La vidéo de l'arrestation le 25 mars de Rumeysa Ozturk, une doctorante de l'université Tufts dans le Massachusetts, par des agents en civil des services de l'immigration (ICE), visages masqués et pour certains capuche sur la tête, en vue de son expulsion, avait suscité l'indignation.

Un juge fédéral de l'Etat voisin du Vermont, dans le nord-est des Etats-Unis, a ordonné vendredi "au gouvernement de la relâcher immédiatement".

Le seul motif invoqué par l'administration Trump pour justifier l'expulsion de Rumeysa Ozturk est un article qu'elle avait cosigné en mars 2024 dans son journal universitaire, le Tufts Daily, critiquant la façon dont son établissement gérait le mouvement de protestation contre la guerre menée par Israël dans la bande de Gaza.

L'exécutif a eu depuis largement l'occasion de présenter d'autres éléments à charge, mais ne l'a pas fait, a rappelé le juge William Sessions au terme d'une audience à laquelle elle a participé en visioconférence d'un centre de détention géré par ICE en Louisiane (sud) où elle est incarcérée depuis plus de six semaines.

"Dans le même temps, la prolongation de sa détention censure la liberté d'expression de millions de personnes qui ne sont pas citoyens de ce pays.

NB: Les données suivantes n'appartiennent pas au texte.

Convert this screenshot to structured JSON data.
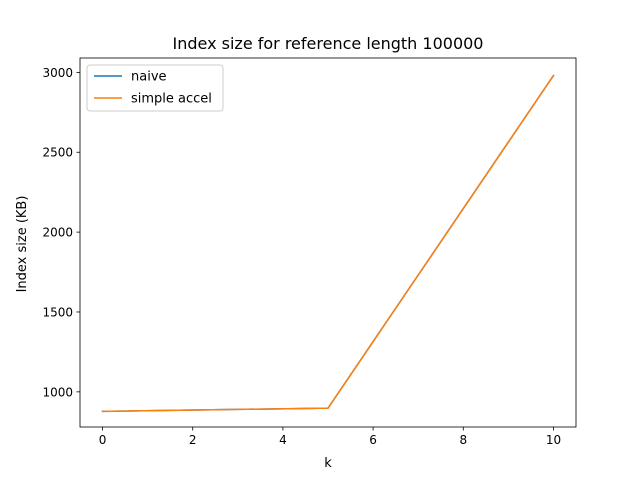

N'importe laquelle d'entre elles peut maintenant hésiter à exercer sa liberté d'expression garantie par le Premier amendement (de la Constitution, NDLR) de crainte d'être embarquée vers un centre de détention loin de chez elle", a souligné le magistrat.

- Procédure d'expulsion en cours -

Le juge Sessions a refusé d'assortir cette libération des restrictions de mouvement suggérées par le gouvernement. Rumeysa Ozturk est "libre de retourner chez elle au Massachusetts" et dans le Vermont et de se déplacer au-delà de ces deux Etats, a-t-il précisé.

Il a néanmoins exigé que cette libération soit supervisée régulièrement par un centre municipal de réinsertion des détenus dans le Vermont qui lui en rendra compte.

Le magistrat a également proposé que les deux parties conviennent de "conditions légères" à sa liberté d'aller et venir puisqu'elle reste sous le coup d'une procédure d'expulsion.

Le ministre turc de la Justice, Yilmaz Tunç, a salué cette libération comme un "développement positif qui apaise notre conscience", dans une déclaration sur X, estimant "inacceptable qu'un individu soit poursuivi en raison de sa foi et de son soutien à la Palestine".

Un conseiller de la Maison Blanche, Stephen Miller, a en revanche dénoncé une fois de plus "un coup d'Etat judiciaire", assurant que la révocation d'un visa relevait des prérogatives exclusives du pouvoir exécutif.

"Passer plus de six semaines en détention pour avoir écrit une tribune est un cauchemar constitutionnel. Sa libération est une victoire pour quiconque défend la justice, la liberté d'expression et les droits humains fondamentaux", a réagi dans un communique Monica Allard, une avocate de l'influente organisation de défense des droits civiques ACLU.

Dans une affaire similaire, un autre juge fédéral du Vermont avait ordonné le 30 avril la libération d'un étudiant palestinien impliqué dans le mouvement à l'université Columbia contre la guerre à Gaza et arrêté en pleine démarche de naturalisation deux semaines auparavant.

Mohsen Mahdawi est le cofondateur d'un groupe d'étudiants palestiniens à l'université new-yorkaise Columbia, avec Mahmoud Khalil, figure de la mobilisation estudiantine propalestinienne aux Etats-Unis, que l'administration de Donald Trump tente d'expulser depuis son arrestation le 8 mars.

Le président républicain a lancé une offensive contre les grandes universités américaines, les accusant de laisser prospérer sur leurs campus des mouvements de soutien aux Palestiniens face à l'offensive israélienne dans la bande de Gaza, qu'il assimile à des manifestations d'antisémitisme.